Standardized testing is undergoing major delays due to COVID-19. The two standardized tests that are drastically impacted are the SAT and ACT, as these tests are constantly being canceled, rescheduled, and undergoing location switches. The 2020 May and June SAT dates were canceled. In addition, the ACT, June date was not canceled but the testing locations were very limited. Nick Anderson, a reporter covering higher education for The Washington Post wrote, “An estimated 1 million high school juniors are missing the chance this spring to get their first SAT score, and many others face uncertainty about when they can take the ACT”. Even Advanced Placement (AP) exams were affected, as they were taken from home this year. This was challenging for many test-takers, as they encountered difficulty with the new virtual format.  

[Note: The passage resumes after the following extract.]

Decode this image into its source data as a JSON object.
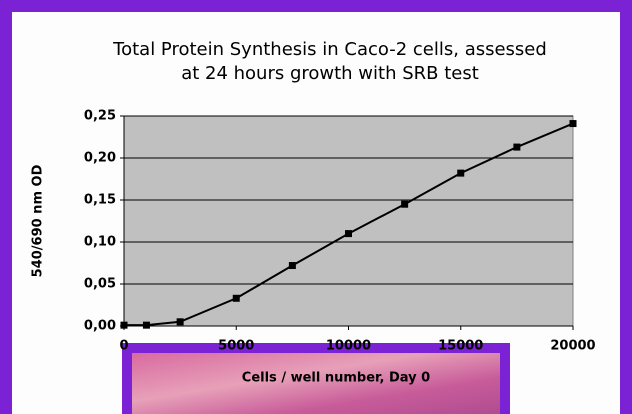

Luckily, more than half of the colleges and universities in the U.S. including all of the Ivy League institutions are going test-optional for 2021 year. Some colleges have gone a step further and declared themselves test-blind, meaning standardized test scores are not considered in the evaluation process. This makes grades an even more important factor for applicants. College essays and letters of recommendations are likely to carry more weight. Additionally, many colleges have extended their deadlines for students to decide which school they will attend and other schools have expressed that they will be flexible with students facing hard circumstances, even if they do not choose to extend their deadlines. 

In addition, many colleges and universities are banning formal in-person visits, making it harder for many students to get an accurate feel for the school. They are replacing these in-person events with virtual ones such as virtual tours, webinars, meetings with prospective students, and online meetings with admissions officers. 

Similarly, many high schools have switched to a virtual setting which may add to the challenges student applicants face as some students work most productively in in-person settings. With remote learning, they may struggle to stay on top of classwork, essays, quizzes, and tests, thus impacting their GPA and potentially affecting some of their college acceptance chances. Not to mention, some high schools in a virtual setting decided not to have formal letter grades which makes it more difficult for colleges to accurately make assessments in their selection process. 

Furthermore, students applying to colleges face the unfortunate reality that many performances and sports events are canceled. Athletics and other events allow students who excel in those areas to have the possible opportunity of recruitment and scholarships. Consequently, college recruiting has been drastically affected. These extracurricular activities are a way for colleges to explore interests and see what you are doing in your spare time, which is especially important as most colleges tend to value holistic reviews. The fact that many sports teams, dance clubs, and even volunteer organizations are not meeting will make students think more creatively in order to build selective resumes. 

One of the biggest impacts the pandemic when it comes to pursuing higher education is that it likely will result in steeper tuition rates. This is due to financial markets being down, which affects college endowment funds. That in turn will affect many lower-income families who already struggle to afford the steep college price tags. Many families, due to the financial strains from this pandemic, are also requesting more money from financial aid. Thus, overwhelming some colleges and universities who are having trouble forecasting how much financial aid to give out. 

Administrators anticipate that many students grappling with financial and psychological impacts could also choose to stay closer to home, go to less expensive schools, take a year off from college, or not go to college at all. With more undergraduates sitting this semester out, and many students unable to enter the U.S., colleges and universities are more concerned about hitting the enrollment numbers going forward. Furthermore, international students, who usually pay full tuition, represent a significant revenue source. However, many of these students may not choose to enroll in colleges and universities in America next year, as many of these students have additional burdens. This further hurts colleges’ endowments. A higher education trade group, known as the American Council on Education (ACE), predicted a 15 percent drop in enrollment nationwide, amounting to a 23 billion dollar revenue loss. Even at the most selective colleges, acceptance rates have risen from record lows. Thus, students who do not need aid may have a leg up when applying to some universities given the financial impacts of COVID-19. However, there are many schools with need-blind evaluations. 

The pandemic has affected most parts of the admission process, from the new widely spread test-optional policies to financial aid to extracurriculars. As college admission deadlines approach – and some have already passed – prospective students should consider the changes to the process, but keep in mind that it has affected all applicants.